A professora Olga Maria Castrillon Mendes, do departamento de Letras da Unemat, que concluiu o doutorado pela Unicamp, teve seu trabalho reconhecido com a publicação de uma matéria no jornal da Universidade Estadual de Campinas, devido a importância do seu trabalho de pesquisa.

A tese de doutorado da professora visa mostrar a importância da paisagem de Mato Grosso e também dos mato-grossenses refletidas nas obras do escritor brasileiro Visconde de Taunay. O trabalho de Olga Maria Castrillon Mendes avalia os documentos tidos como históricos por descreverem e desenharem o Brasil durante a Colônia e o Império sob a ótica da literatura.

A professora lembra que Visconde Taunay contribui de forma significativa para compor a imagem de Mato Grosso e retratar o interior do Brasil que continua sendo visto como periferia dos grandes centros.

Lygia Lima - Coordecom/Unemat

Confira abaixo a íntegra da matéria publicada no jornal da Unicamp:

Tese de doutorado mostra a importância da paisagem e

do povo mato-grossenses em obras de Visconde de Taunay

Os caminhos de Mato Grosso?

LUIZ SUGIMOTO

A área de atuação da professora Olga Maria Castrillon-Mendes é a literatura de viagem, principalmente se as obras são ambientadas em Mato Grosso. Daí seu interesse por Alfredo d’Escragnolle Taunay, o Visconde de Taunay, que por lá esteve durante a Campanha da Laguna, na Guerra da Tríplice Aliança contra o Paraguai (1864-1870), como relator da Comissão de Engenheiros.

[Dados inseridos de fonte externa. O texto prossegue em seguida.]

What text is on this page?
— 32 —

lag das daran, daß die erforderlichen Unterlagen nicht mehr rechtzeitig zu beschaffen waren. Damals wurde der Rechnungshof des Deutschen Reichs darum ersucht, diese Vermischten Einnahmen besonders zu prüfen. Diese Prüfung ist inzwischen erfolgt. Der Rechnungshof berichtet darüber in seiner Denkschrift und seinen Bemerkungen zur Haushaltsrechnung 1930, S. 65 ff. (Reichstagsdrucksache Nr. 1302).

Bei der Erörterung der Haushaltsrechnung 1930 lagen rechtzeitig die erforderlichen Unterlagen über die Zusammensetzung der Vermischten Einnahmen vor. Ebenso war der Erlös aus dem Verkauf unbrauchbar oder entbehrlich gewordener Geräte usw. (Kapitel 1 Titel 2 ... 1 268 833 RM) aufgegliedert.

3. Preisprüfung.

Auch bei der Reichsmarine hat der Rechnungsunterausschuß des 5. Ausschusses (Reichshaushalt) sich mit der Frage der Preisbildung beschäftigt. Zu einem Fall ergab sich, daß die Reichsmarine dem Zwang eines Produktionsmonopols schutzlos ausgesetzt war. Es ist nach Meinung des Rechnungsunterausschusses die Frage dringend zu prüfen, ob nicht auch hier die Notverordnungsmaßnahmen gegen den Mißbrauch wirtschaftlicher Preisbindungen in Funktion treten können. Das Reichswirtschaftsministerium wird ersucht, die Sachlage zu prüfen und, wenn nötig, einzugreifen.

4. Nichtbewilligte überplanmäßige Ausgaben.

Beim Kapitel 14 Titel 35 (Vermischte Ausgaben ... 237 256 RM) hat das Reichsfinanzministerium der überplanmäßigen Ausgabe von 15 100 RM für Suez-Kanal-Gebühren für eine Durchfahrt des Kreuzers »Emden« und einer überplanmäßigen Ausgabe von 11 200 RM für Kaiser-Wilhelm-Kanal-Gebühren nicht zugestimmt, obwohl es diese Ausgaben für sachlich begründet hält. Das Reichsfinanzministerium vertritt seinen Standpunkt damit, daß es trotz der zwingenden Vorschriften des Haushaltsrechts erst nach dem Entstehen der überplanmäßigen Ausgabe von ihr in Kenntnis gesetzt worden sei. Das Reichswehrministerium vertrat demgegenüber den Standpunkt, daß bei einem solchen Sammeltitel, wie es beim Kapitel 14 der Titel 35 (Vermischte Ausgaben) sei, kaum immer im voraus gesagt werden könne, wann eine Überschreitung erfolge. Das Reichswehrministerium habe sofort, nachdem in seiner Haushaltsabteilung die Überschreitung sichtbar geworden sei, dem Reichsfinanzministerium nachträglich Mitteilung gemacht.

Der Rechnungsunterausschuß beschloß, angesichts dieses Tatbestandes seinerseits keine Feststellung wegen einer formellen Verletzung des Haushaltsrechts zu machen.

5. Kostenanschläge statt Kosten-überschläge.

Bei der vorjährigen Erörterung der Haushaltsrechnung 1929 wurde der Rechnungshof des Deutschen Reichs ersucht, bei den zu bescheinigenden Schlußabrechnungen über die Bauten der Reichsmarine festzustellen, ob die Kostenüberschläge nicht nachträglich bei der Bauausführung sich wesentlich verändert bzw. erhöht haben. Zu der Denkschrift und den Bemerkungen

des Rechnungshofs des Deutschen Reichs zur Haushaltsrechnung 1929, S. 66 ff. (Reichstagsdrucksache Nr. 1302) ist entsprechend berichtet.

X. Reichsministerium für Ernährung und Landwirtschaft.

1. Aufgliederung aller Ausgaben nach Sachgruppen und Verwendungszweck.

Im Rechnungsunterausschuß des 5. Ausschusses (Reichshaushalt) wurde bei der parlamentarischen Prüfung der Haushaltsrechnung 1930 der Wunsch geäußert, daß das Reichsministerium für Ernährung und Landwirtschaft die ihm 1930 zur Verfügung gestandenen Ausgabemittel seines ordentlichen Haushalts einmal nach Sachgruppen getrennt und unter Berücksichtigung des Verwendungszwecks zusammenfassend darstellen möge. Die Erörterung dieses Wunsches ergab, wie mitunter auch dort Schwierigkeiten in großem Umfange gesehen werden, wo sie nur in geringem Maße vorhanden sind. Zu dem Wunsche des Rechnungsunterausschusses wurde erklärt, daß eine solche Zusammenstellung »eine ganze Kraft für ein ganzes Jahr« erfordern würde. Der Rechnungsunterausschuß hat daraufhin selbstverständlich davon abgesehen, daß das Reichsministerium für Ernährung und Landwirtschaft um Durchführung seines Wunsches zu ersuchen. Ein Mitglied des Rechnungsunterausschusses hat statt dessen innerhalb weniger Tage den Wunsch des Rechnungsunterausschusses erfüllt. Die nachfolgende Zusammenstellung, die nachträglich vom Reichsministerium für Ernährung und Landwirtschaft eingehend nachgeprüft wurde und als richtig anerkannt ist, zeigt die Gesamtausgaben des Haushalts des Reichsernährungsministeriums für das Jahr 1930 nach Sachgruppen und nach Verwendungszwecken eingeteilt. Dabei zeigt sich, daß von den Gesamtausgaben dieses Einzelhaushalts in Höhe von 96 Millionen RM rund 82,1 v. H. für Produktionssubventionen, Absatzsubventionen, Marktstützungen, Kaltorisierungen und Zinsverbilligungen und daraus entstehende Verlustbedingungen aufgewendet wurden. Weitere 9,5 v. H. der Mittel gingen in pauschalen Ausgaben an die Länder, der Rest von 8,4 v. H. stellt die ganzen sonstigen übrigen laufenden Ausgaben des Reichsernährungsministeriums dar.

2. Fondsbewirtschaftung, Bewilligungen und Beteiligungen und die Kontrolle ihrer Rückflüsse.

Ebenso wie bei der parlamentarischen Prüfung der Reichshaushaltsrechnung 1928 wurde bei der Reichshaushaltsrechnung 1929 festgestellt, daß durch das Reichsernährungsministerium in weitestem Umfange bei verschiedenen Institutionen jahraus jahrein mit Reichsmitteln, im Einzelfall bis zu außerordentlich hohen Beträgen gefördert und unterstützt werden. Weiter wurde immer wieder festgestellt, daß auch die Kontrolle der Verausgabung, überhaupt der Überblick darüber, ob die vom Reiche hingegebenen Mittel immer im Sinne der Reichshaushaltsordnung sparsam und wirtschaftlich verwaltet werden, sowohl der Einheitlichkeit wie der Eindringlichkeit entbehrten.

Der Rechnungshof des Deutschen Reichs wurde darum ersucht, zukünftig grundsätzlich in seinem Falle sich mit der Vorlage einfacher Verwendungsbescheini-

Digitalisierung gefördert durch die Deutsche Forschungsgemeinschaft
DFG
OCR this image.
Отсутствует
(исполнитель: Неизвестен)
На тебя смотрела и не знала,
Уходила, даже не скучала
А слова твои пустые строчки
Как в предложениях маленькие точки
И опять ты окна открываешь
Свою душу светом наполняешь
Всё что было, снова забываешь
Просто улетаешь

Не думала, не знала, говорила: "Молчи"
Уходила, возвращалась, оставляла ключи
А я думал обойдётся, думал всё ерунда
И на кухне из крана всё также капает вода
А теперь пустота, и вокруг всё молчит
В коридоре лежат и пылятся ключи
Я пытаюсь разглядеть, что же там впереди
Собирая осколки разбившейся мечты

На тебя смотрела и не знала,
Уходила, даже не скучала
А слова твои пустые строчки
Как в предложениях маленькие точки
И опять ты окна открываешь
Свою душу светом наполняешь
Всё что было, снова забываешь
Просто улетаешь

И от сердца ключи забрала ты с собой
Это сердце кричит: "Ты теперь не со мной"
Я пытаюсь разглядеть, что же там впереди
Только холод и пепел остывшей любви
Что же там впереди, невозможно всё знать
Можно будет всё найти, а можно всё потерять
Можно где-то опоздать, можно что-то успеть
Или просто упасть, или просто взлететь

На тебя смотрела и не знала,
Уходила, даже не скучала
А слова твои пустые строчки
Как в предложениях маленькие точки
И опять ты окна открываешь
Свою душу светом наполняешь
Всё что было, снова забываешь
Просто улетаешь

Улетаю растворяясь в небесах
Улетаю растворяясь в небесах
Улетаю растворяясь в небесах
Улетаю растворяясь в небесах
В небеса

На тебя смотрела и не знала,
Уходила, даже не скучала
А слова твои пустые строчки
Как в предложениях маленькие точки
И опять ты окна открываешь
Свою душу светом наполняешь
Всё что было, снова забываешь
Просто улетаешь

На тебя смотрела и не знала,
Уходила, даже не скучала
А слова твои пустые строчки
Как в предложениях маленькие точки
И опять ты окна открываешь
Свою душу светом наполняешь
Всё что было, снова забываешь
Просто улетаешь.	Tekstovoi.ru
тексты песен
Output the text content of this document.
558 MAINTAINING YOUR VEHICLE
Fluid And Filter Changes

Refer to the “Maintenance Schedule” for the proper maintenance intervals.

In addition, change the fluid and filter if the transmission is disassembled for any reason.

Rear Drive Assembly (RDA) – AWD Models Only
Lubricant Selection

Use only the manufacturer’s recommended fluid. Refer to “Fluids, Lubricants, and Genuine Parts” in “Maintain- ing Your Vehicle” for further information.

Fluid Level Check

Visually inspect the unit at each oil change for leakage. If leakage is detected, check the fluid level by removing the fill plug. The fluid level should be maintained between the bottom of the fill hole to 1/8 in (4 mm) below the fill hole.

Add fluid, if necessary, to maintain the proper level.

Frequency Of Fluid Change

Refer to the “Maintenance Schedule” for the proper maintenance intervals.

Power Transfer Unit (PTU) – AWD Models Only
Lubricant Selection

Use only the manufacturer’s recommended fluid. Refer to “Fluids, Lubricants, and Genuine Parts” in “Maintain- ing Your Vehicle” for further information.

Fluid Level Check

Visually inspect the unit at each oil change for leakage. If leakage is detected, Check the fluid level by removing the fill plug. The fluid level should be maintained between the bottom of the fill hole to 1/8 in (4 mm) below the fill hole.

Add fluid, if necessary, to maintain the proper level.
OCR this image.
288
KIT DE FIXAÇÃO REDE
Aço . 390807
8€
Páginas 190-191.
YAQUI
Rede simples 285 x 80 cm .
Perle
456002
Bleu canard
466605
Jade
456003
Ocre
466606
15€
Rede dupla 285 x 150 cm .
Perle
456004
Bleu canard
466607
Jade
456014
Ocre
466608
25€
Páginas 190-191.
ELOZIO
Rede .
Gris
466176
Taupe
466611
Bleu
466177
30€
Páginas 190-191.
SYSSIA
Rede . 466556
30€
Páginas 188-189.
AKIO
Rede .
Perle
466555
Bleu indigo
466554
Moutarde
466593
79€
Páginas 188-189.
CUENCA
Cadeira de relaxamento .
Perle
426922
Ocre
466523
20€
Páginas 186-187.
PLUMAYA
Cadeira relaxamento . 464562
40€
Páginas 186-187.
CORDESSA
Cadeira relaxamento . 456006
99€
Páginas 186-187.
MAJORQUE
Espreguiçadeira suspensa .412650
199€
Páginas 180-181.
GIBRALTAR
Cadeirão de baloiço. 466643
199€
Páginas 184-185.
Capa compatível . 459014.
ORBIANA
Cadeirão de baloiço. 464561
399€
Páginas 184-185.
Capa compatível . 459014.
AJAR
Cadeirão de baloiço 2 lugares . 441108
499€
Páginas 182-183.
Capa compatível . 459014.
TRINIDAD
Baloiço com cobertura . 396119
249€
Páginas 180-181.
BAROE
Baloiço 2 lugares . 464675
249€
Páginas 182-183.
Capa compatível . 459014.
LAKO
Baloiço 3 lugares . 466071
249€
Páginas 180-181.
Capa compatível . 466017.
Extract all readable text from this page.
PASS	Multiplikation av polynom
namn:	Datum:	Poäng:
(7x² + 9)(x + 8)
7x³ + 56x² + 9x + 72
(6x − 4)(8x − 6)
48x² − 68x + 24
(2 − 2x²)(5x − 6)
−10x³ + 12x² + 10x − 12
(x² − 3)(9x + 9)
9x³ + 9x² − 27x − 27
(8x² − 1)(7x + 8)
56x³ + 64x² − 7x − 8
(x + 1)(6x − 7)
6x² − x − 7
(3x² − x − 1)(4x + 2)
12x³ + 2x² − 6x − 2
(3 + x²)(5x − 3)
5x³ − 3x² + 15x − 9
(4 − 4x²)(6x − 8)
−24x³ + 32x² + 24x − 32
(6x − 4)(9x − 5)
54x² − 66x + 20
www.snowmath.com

Relatos de viagem parecem pinturas

A literatura de viagem trabalha basicamente com documentos de naturalistas que percorreram, descreveram e desenharam o Brasil durante a Colônia e o Império. “Inicialmente considerados como documentos da história, eles também podem ser avaliados sob a vertente literária”, esclarece a professora da Universidade do Estado de Mato Grosso (Unemat).

Os relatos de Alfredo Taunay compõem o objeto da pesquisa de doutorado de Olga Maria – Taunay viajante e a construção imagética de Mato Grosso –, defendida no Instituto de Estudos da Linguagem (IEL) da Unicamp, com a orientação do professor Carlos Eduardo Ornellas Berriel.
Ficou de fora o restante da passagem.